For instance, a study by cognitive neuroscientist, Daphne Bavelier, found that the type of violent games that most worry parents had the strongest beneficial effects on the brain. As psychologist C. Shawn Green points out, “videogames change your brain,” but so does learning to read or playing a musical instrument and the vast majority of the research doesn’t attempt to compare the impact of gaming to other forms of intense, mental activity.
One study at Michigan State University’s Children and Technology Project did find that the more middle school students played games the higher they scored on standardized tests of creativity. By contrast, the same researchers found that using cell phones or getting on the internet using a PC had no effect on creativity, which would make playing games the preferred hyper-connectivity environment for Millennials’ parents to immerse their children in if they want them to become more creative.
Pew itself has done research on the impact of another aspect of hyper-connectivity, social media, on personality and behavior and reached different conclusions than some of the experts in this Delphi survey.
While 42 percent of the experts surveyed agreed with the proposition that Millennials will “lack deep-thinking capabilities; face-to-face social skills; and depend in unhealthy ways on the Internet and mobile devices to function by 2020,” the other 55 percent of the Delphi experts chose the opposite proposition. The answers of the optimistic majority seem to be more aligned with the findings of other Pew surveys on the nature of those who constantly check their Facebook page.

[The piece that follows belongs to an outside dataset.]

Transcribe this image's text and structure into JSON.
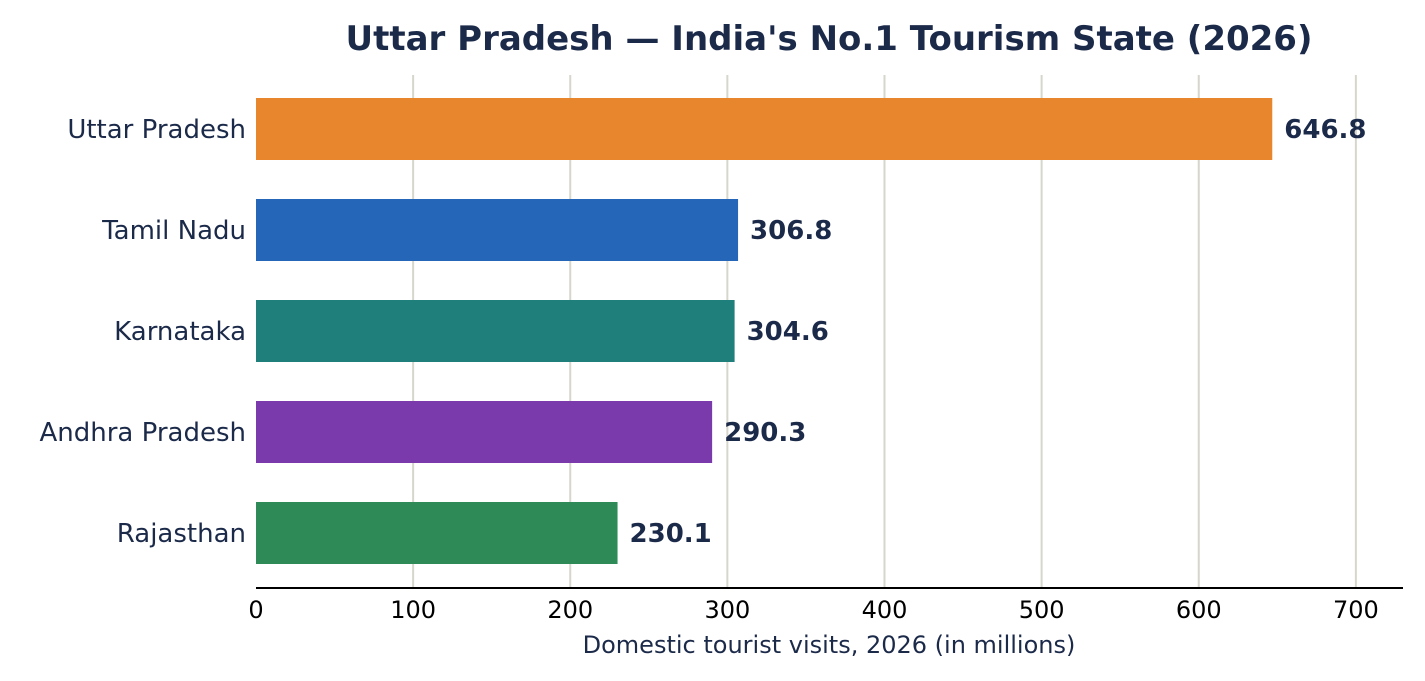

One Pew study, for example, found that someone who uses Facebook several times per day averages 9 percent more close, core ties in their overall social network compared with other Internet users. Pew also found that heavy users of Facebook get about half the emotional benefit that someone might get from being married. Internet users in general score three points higher in total support, six points higher in companionship, and four points higher in instrumental support than the average American on a scale of 100 for each social dimension.

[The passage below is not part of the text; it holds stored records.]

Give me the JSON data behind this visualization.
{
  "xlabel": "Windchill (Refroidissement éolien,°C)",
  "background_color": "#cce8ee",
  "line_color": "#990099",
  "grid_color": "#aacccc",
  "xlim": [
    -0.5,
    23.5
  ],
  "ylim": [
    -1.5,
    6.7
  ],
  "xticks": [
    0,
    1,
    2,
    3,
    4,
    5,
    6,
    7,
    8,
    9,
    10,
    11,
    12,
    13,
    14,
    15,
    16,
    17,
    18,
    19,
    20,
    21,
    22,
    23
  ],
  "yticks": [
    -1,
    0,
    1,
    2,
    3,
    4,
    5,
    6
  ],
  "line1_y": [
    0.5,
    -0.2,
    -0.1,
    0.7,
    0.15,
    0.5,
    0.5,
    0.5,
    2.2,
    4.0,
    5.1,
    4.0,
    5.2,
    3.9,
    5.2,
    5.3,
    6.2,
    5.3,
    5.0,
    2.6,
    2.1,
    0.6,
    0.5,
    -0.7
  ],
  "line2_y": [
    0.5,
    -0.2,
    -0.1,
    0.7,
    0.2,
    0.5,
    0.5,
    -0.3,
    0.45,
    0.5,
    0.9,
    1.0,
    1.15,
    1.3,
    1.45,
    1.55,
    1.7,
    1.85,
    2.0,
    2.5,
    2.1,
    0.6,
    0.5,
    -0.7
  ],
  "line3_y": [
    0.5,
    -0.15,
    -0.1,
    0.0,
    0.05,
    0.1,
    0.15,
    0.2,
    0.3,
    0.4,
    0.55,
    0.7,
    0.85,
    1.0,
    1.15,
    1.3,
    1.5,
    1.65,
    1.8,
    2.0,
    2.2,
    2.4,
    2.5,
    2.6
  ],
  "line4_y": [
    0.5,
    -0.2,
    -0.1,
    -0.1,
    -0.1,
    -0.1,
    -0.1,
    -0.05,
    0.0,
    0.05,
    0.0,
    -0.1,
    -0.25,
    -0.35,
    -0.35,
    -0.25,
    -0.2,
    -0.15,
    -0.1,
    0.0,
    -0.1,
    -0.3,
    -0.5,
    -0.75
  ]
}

But a Facebook user who uses the site multiple times per day tends to score an additional five points higher in total support, five points higher in emotional support, and five points higher in companionship, than Internet users of similar demographic characteristics, including age. While this data is not exclusively focused on Millennials or how their brains function, it does suggest that so far, at least, the pernicious effects of hyper-connectivity that so many older people fear may have more to do with their own reaction to the technology than any solid research-based findings.
One major impact of the rise of social media, however, is directly reflected in the opinions of the experts interviewed by Pew. Unlike the broadcast media architecture of radio and television that older generations have grown up and experienced for a lifetime, Internet based social networks do not depend on gatekeepers at the center of the communication process to determine what or when people should hear or know something. In the world in which Millennials were raised, anyone can share any information with anyone they choose, however they wish to do so and whenever they want to. This has caused Millennials to prefer the opinion of the group, even when it is made up mostly of strangers, to the opinions of experts, regardless of their credentials or position of authority.
For the youngest generation of Americans, the wisdom of crowds is something in which they believe and practice. Perhaps, that is why so many of the experts Pew interviewed were so worried about the impact of all this new technology. What’s not clear is if they were more worried about Millennials’ future or their own as “experts.”